One of the pieces I’m working on is an Airline Reverb Unit. The reverb effect is just not working and I have narrowed down the issue to the actual reverb tank’s input side transducer. The coil part is reading at about 1M and if I compare it to Caivano’s matching reverb tank from his Supro Tremo Verb the input side reads about 2.7 ohms and works like a charm with both his amp and this old reverb unit. My questions are; What was the original impedance supposed to read? (many of these values drift over time), What was the original gauge wire used to wind the transducer coil? Who made this Flintstone’s looking unit? Are there any parts at all available for it? Is there a modern reverb tank such as an Accutronics or perhaps a MOD tank from Amplified Parts that would be a suitable replacement? Lot’s of questions..!!
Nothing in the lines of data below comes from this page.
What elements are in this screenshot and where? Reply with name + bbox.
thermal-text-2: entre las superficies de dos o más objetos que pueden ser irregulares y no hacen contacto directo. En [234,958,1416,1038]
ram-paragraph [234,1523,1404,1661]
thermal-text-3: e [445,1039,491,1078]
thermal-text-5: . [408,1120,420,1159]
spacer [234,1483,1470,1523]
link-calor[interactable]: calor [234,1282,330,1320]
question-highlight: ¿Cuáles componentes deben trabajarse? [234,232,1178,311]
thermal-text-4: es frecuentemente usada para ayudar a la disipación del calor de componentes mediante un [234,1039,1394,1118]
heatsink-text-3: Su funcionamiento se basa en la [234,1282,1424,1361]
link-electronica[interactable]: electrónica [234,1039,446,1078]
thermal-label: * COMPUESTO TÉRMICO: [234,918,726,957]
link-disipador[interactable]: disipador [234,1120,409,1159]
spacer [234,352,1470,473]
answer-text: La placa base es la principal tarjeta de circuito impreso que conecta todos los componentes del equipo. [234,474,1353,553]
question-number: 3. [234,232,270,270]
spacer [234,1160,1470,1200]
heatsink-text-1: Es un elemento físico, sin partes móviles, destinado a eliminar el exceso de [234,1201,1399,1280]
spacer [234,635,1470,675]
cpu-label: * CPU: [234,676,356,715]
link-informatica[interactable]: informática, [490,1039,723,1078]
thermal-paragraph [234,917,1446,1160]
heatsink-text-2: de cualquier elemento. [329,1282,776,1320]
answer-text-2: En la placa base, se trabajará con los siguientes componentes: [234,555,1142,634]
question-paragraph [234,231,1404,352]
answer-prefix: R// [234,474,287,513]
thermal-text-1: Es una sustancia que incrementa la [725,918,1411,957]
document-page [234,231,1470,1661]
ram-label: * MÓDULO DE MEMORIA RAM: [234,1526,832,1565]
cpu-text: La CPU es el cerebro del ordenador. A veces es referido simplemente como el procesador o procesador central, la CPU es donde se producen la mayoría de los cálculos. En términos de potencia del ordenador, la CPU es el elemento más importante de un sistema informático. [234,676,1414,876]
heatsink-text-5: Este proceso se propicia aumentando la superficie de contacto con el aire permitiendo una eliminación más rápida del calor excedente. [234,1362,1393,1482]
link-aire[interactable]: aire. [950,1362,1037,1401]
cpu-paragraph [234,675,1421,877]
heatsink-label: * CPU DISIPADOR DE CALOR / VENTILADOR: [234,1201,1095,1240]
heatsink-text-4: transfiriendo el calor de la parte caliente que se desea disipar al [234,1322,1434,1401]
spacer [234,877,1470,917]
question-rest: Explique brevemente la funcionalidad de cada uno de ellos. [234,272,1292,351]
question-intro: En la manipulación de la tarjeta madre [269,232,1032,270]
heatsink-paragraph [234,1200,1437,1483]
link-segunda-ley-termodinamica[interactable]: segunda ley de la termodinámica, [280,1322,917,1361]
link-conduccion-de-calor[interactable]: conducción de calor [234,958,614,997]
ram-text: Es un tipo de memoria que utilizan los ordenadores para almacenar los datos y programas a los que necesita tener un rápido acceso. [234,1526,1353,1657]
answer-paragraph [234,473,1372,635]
My first call was to the “kings of all things transformer” Mercury Magnetics. Paul and Patrick both told me that the little bugger could probably be re-wound but before I got too deep I should contact “Mr. Valco”, Terry Dobbs. Who even knew that there was a guy so into these old more obscure brands and was actually dubbed with one of the brand names! Calling Terry was the best move of my day. He is a great source of information and a super nice guy to boot..!! I got most of my questions answered and because of him I have a few avenues to check out so I can get this old Airline “reverbing” again.
So if any of you guys have an old Valco or associated brand of amplifier that I mentioned earlier in this post visit Terry’s site valcoamp.com. There is a bunch of information there and even more from the man himself. He repairs and restores these old gems and check out his tagline: “The Place to be when you’ve got a Valco, or just gotta get one”! Thanks Terry..!!!